MELLOW AGED: Richard Cheese and Lounge Against The Machine is playing at Sunset Station’s Club Madrid on June 14 ($34-$56). The last time I saw this musical comic—whose born name is Mark Jonathan Davis, which sounds even less realistic than “Richard Cheese”—I was at Venus, the short-lived tiki bar and ultra-lounge at the Venetian. Remember that place? Marc Campbell, the lead singer for the Nails—the new-wave band that did “88 Songs About 44 Women”—ran the place. Anyway, Cheese did lounge versions of then-popular songs: “Down With the Sickness,” “Gin and Juice” and so on. I remember him as being funny. Though to tell the truth, I miss the Venus lounge more than I’ve missed him. And I miss lounge music—real, earnest lounge music, sung by real, earnest lounge singers—more than I miss either of them. Still, memories!
THE PRONOUNS: I’ve yet to read any critical piece on She & Him, who plays poolside at the Cosmopolitan on June 19 ($37), that doesn’t include the phrase “unlikely pairing.” (And I’ve read a few that include the words “saccharine” and “derivative,” but haters will hate.) Yet the pairing of New Girl star Zooey Deschanel and alt-country experimentalist M. Ward isn’t really all that unlikely. I think Ward’s talent is big enough to support him and a guest … which leaves the question of whether Deschanel can sing, and I say she can. Besides, I maintain that all you really need to play good folk music is a passion for the sound and the talent necessary to make the notes, and She & Him has both those things in the quantities they need. I’d gladly see their show. But I ain’t watching New Girl. Nope.
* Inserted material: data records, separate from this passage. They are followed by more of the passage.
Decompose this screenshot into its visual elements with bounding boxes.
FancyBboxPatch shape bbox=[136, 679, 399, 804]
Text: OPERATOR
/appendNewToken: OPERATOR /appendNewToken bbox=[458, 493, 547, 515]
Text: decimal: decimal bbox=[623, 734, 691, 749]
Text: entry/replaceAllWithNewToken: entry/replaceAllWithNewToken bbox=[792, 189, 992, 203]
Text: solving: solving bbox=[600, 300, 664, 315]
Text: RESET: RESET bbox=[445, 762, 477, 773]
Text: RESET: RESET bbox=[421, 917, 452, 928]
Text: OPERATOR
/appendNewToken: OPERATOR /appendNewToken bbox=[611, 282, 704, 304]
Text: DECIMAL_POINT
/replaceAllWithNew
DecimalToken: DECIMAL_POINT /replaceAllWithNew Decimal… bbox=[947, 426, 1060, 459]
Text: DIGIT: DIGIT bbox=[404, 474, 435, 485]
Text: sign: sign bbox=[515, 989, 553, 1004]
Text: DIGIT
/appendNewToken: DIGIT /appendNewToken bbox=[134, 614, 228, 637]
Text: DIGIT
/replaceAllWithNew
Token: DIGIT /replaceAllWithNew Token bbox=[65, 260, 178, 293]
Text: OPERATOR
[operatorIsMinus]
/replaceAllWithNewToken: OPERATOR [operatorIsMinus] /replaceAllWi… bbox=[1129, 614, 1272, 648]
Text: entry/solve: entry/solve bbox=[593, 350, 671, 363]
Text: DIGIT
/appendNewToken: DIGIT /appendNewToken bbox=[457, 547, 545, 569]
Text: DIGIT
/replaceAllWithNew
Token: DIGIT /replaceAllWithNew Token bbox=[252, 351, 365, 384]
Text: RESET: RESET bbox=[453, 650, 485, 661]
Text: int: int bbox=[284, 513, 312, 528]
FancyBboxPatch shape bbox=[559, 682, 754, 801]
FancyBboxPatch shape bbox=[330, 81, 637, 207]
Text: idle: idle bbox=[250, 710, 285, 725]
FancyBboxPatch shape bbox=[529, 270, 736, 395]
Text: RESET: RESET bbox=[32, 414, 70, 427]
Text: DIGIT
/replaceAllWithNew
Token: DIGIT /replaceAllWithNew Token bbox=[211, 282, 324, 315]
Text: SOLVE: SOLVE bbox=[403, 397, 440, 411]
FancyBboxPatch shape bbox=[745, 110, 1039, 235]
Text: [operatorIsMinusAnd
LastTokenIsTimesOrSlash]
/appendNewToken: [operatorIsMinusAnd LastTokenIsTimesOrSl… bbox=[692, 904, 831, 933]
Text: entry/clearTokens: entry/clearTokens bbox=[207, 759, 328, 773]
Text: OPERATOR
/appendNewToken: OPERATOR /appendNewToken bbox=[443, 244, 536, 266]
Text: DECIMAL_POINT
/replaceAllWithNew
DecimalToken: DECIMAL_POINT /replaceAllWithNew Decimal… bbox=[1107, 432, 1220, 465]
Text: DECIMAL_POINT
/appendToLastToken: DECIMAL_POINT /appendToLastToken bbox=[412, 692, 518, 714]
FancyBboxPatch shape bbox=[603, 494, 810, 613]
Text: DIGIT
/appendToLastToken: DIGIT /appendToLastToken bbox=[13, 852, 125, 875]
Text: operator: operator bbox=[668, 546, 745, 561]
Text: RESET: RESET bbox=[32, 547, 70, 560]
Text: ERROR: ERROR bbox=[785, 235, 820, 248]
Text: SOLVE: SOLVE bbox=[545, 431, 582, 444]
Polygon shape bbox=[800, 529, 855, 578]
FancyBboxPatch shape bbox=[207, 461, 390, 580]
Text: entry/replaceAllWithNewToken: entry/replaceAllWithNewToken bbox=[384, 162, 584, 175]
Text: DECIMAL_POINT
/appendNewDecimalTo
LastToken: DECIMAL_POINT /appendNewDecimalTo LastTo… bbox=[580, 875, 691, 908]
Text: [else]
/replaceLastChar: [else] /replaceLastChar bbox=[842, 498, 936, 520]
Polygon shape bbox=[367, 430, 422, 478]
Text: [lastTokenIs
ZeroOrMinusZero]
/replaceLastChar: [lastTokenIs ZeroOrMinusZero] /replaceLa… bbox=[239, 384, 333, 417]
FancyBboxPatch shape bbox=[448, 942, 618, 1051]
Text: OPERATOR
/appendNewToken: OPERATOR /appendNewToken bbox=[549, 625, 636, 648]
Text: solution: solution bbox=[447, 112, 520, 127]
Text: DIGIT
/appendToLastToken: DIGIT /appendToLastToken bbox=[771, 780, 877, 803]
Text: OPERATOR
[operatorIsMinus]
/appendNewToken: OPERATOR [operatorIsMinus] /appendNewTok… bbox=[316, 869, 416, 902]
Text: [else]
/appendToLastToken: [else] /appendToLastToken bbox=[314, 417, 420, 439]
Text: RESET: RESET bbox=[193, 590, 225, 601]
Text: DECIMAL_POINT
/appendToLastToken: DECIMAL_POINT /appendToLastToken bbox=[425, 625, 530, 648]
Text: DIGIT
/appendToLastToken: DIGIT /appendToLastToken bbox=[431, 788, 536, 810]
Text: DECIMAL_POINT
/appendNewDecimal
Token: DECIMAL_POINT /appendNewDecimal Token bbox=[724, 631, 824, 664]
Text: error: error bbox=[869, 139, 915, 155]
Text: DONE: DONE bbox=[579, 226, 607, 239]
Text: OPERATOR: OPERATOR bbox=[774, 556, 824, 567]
NOW ON SALE: Brace yourself for the entire decade of the 1980s packed into a Speedo. A Flock of Seagulls, Animotion, Bow Wow Wow, Gary Myrick, Naked Eyes and Wang Chung play Mandalay Bay Beach on August 10 ($35). The caveats are these: Bow Wow Wow no longer has its original singer, Animotion still only has the one overplayed hit song, and I think the members of A Flock of Seagulls have been dead for years. All that aside, though, it should be radical or tubular or whatever it’s called—and Southern Californians of a Certain Age can close their eyes and pretend they’re at Magic Mountain. C’mon, dude, let’s smoke a bowl in the Magic Pagoda and get in line for Colossus.